Quote of the day: “Some people have a way with words. Some people not have way.” ~Steve Martin
Song of the day: “Complicate Questions” by Finger 11
State of mind: distracted
I want to run a marathon. Don’t faint! Oh well… it’s probably too late for the ones that know me, but they’ll wake up eventually.
The thing with me is, I hate exercise. The kind you have to commit to doing day after day. Boooooring. My most famous quote in high school was this: I ain’t running unless a big dog is chasing me, and even then I’ll take my chances with the dog.
The other thing with me is, I don’t live in a jogging friendly neighborhood. Not that groups of tweens would throw rocks at me, (although kicking their asses would qualify as exercise, so I dare the little punks!), but I live off of a very very busy road populated by people who can barely drive. I don’t like those odds. I’d rather kill myself slowly in front of the TV then do it quick via a cell phone-talking commuter.

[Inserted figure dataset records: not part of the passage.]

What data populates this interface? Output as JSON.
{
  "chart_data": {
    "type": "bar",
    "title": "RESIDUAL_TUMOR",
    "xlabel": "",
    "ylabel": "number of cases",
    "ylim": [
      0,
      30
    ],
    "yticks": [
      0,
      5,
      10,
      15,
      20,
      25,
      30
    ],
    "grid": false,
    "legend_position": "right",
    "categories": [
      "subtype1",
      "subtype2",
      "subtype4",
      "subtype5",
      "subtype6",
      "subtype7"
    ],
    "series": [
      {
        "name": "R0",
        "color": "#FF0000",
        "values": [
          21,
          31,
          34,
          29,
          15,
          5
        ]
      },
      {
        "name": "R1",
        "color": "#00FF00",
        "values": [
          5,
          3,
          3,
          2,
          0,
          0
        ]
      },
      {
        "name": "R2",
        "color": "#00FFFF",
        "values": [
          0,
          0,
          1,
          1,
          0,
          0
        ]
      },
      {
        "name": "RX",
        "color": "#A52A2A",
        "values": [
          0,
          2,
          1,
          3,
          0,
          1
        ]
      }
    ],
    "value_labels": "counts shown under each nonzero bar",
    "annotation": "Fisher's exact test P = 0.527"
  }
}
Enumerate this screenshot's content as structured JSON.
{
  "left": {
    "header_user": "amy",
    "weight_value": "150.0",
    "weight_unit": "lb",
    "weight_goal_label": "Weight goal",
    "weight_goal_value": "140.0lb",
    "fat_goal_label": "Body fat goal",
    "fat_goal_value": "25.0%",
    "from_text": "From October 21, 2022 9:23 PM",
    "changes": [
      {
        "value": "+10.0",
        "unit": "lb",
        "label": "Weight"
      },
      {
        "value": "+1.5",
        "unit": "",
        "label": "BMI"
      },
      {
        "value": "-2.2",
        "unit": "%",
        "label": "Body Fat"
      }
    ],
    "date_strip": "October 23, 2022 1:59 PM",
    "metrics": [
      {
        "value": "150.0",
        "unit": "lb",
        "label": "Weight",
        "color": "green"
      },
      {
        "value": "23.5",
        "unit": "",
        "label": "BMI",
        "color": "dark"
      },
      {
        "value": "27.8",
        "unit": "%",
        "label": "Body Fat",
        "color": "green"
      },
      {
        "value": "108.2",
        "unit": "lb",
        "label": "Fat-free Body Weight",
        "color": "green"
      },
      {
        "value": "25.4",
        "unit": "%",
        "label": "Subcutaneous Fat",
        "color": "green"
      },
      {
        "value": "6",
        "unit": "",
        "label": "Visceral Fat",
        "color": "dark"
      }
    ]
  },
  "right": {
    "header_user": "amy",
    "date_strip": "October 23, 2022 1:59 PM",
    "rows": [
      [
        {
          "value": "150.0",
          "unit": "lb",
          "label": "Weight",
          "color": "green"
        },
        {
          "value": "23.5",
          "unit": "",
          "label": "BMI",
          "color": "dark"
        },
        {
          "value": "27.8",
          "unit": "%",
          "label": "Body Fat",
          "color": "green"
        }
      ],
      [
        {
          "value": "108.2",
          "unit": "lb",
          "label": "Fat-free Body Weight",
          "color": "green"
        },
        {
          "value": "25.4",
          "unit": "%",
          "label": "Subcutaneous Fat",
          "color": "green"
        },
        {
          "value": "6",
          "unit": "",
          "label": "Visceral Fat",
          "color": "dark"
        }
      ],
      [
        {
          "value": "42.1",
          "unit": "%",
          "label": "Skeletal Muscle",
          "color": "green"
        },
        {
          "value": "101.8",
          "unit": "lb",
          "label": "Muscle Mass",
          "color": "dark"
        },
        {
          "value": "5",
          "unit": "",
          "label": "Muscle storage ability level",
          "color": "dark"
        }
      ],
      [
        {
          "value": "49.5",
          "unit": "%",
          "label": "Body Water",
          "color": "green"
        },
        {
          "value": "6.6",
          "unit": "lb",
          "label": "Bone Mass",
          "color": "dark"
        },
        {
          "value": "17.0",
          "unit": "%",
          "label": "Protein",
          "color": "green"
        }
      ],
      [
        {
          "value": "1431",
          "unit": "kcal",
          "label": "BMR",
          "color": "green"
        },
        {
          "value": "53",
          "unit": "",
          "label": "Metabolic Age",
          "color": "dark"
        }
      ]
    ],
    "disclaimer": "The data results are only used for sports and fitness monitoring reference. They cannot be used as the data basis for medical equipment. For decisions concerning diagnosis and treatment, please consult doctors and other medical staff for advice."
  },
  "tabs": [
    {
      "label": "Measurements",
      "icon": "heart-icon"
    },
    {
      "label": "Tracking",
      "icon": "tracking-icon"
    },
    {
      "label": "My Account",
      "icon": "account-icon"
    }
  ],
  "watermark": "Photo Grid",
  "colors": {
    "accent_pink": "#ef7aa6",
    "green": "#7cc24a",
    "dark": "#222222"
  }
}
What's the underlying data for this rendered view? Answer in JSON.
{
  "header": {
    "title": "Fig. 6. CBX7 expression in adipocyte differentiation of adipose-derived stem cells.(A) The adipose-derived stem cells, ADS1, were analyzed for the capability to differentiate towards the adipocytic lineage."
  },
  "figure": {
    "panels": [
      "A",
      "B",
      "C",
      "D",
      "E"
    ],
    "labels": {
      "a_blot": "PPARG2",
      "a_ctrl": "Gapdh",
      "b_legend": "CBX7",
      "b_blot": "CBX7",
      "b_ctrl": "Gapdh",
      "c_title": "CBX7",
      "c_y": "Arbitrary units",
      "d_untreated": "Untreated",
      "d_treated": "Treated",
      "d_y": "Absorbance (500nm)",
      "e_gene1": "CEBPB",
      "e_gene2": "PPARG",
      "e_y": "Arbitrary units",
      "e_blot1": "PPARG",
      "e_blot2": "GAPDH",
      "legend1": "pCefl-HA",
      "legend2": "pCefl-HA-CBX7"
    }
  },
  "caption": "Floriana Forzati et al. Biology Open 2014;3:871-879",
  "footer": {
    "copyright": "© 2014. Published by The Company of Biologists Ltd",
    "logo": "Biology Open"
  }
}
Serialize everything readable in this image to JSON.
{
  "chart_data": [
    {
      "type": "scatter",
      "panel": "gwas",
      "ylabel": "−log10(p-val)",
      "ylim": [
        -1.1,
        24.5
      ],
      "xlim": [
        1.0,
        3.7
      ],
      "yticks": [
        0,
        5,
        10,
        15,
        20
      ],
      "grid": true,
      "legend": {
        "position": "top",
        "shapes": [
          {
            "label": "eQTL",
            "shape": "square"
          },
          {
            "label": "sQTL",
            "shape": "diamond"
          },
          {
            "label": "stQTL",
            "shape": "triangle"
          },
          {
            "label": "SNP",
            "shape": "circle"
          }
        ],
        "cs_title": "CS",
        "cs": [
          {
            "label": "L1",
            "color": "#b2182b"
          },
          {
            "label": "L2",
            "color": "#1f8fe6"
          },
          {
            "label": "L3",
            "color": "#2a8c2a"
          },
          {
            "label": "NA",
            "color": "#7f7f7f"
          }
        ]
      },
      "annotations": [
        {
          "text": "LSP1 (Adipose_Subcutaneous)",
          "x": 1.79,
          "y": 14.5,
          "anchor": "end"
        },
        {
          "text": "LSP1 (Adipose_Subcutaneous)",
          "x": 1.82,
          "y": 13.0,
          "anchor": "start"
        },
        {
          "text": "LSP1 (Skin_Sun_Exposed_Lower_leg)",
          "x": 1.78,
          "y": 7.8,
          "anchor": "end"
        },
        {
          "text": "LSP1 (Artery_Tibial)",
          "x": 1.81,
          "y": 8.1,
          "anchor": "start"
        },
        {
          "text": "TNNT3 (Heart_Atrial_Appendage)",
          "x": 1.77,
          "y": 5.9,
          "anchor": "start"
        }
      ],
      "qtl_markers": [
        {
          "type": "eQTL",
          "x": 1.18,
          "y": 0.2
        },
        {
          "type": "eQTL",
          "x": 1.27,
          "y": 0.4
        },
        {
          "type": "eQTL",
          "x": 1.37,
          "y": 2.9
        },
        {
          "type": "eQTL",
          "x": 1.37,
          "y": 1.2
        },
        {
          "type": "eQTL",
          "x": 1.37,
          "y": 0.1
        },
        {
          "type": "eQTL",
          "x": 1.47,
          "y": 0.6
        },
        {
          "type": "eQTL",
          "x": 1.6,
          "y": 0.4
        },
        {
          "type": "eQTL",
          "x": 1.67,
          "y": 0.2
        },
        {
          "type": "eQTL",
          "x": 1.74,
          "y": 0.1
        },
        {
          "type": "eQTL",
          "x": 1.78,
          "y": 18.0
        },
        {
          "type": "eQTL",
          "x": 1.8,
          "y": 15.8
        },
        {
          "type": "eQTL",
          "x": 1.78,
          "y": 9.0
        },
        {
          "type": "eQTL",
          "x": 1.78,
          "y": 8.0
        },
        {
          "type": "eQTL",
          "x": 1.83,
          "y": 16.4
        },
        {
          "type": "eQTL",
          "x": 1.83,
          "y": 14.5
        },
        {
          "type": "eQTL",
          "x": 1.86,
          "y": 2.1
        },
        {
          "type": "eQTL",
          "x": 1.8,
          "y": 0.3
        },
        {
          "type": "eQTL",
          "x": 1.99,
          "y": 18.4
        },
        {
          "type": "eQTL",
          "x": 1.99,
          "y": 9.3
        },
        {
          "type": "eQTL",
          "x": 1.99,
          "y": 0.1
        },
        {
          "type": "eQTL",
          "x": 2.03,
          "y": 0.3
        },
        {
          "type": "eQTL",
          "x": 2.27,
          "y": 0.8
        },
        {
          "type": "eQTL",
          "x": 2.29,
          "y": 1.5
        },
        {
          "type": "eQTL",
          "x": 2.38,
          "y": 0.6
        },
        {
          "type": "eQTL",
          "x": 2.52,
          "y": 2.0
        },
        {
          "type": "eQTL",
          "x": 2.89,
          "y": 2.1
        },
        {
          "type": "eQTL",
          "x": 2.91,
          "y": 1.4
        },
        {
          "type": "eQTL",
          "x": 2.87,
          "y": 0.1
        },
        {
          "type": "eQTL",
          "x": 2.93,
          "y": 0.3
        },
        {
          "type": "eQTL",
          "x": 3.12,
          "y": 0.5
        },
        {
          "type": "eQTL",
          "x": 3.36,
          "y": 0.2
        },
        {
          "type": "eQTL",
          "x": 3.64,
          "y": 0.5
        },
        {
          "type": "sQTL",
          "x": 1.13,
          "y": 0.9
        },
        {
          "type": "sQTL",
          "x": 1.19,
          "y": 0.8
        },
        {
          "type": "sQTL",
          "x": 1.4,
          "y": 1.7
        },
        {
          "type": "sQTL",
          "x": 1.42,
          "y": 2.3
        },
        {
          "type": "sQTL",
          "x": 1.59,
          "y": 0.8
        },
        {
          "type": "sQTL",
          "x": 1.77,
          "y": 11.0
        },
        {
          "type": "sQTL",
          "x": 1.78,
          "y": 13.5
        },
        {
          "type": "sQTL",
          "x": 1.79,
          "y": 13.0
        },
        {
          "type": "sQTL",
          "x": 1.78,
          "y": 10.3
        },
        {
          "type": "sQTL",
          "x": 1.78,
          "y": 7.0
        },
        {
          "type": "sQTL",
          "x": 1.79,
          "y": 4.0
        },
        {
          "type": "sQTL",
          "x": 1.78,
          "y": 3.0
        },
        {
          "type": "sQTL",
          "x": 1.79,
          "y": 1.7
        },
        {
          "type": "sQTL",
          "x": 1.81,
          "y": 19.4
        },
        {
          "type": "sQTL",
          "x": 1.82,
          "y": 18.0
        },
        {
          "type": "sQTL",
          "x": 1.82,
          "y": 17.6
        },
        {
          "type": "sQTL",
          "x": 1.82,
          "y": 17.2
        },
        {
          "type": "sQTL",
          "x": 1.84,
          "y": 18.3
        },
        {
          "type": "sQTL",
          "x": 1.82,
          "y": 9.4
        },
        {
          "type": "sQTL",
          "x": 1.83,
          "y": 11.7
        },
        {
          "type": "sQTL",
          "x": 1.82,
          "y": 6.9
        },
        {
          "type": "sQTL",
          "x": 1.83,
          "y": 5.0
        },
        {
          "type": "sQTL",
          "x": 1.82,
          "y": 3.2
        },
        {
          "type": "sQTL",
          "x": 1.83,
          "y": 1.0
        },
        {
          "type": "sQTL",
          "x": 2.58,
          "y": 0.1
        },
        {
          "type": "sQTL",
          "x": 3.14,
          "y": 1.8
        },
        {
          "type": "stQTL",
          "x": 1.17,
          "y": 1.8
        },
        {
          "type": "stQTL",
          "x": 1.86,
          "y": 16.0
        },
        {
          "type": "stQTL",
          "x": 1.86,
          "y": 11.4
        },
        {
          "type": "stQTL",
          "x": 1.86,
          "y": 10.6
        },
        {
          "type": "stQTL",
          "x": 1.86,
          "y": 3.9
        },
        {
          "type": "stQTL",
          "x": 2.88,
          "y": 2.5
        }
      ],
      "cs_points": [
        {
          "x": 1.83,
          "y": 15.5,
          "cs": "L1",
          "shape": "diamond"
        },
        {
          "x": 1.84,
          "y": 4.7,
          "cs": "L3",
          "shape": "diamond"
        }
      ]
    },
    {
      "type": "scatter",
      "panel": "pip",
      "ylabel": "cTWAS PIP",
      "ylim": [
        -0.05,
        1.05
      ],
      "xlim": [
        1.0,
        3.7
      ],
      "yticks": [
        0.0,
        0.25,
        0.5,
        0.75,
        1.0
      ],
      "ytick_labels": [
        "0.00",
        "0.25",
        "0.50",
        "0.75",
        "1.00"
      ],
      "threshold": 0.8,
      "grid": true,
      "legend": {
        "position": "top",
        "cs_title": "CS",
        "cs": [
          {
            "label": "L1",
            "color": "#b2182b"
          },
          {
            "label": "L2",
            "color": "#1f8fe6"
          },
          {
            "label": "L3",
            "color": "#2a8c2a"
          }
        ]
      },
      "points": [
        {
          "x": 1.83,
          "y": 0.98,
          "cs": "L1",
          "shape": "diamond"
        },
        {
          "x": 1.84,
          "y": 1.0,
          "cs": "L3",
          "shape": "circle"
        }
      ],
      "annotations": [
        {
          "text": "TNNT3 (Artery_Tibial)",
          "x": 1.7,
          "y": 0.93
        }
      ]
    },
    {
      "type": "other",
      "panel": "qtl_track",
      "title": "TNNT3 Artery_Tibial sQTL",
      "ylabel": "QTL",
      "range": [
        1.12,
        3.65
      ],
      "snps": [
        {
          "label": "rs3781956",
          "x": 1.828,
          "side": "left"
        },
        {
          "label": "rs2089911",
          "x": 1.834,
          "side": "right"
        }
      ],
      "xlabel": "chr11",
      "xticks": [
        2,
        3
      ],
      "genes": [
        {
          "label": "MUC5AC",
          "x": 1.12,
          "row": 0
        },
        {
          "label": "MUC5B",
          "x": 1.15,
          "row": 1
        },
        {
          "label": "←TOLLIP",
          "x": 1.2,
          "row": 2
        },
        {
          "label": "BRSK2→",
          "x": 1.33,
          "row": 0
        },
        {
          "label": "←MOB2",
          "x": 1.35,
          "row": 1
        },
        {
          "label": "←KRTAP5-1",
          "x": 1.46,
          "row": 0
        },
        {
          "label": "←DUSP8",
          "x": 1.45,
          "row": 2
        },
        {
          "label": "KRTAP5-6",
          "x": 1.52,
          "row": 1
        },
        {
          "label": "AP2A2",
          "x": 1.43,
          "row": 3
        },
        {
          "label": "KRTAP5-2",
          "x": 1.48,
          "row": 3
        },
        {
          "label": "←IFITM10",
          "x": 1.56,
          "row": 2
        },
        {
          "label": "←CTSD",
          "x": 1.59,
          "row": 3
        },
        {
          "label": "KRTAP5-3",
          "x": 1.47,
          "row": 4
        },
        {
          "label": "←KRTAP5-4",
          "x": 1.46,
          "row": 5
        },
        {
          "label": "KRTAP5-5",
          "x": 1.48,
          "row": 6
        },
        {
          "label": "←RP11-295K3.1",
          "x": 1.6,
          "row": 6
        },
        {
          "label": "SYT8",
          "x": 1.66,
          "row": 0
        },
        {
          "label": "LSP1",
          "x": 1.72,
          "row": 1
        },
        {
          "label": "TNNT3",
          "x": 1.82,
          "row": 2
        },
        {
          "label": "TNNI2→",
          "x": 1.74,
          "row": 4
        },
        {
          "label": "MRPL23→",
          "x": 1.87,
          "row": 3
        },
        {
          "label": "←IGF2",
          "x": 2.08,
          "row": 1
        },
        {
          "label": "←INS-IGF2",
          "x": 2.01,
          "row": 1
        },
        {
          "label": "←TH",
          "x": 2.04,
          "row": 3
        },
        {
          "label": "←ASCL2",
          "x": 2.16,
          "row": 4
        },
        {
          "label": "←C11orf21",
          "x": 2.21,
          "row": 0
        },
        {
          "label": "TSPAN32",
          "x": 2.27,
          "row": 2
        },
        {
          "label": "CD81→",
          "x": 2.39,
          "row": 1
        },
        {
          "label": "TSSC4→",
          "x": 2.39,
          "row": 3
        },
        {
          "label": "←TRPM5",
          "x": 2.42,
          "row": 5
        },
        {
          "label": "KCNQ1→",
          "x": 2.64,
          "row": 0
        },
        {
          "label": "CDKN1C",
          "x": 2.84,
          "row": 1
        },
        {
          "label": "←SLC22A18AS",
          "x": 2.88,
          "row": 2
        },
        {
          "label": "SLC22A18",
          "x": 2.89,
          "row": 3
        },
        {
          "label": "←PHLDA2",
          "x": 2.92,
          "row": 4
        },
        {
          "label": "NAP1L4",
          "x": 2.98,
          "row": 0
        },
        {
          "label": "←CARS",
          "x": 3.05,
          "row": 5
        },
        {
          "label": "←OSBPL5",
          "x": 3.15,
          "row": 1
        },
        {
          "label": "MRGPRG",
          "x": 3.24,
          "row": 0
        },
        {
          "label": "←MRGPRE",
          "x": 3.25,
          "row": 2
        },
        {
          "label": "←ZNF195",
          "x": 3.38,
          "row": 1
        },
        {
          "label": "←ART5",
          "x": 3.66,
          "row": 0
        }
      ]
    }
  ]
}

The third thing about me is, I have curves. I kind of like most of my curves; I just wish that some of them were a little less… curvy.
So, in order for this to work I would have to lose some of the curves, and find somewhere that I could run.
Lets tackle the first one first. Fewer curves. How would I do that? I know. An eating disorder. But which one? Anorexia? I don’t have that kind of will power. Bulimia? Ick. Developing a sudden addiction to all things healthy? Come on. That has to be a disorder! Well, I guess its number 3. All things healthy. Great. Yep. Sounds like fun.
Ok. So now I have to find a place to go that won’t result in death by sudden impact, and develop a crack habit. (How else do you think I could convince myself that I should be out running without chemically induced delusions?) Or, I could get a treadmill. Which would cost more: A crack habit or a piece of exercise equipment that won’t get used? Well…after the lawyer’s fees when I get arrested, I’m going to say the crack habit. Or I could join a gym. Ohh. Let’s do that.
Now that I have that all figured out, I just have to find the time. I used to smoke. I did so for a ridiculous amount of years and had tried quitting a few times before, (the first time when I was 14…) but wasn’t successful until about 10 years ago when I approached it from a completely new angle. I did it slowly. I used to smoke Marlboros, so my first step was to cut down on them. Then I switched to the Lights, which made me smoke more because they were so weak. So, I slowly cut back on them. Then I bought that nicotine gum that tastes like pepper crusted cardboard, and in just over a week of that I was done. I’m still amazed it worked so easy. But the point is, I’m going to have to do this slowly too… (If at all. :P)
In other news, do you think my cat would do this for me? Me either.
Angel quote of the day: Cordelia: Who's Colin Farrell?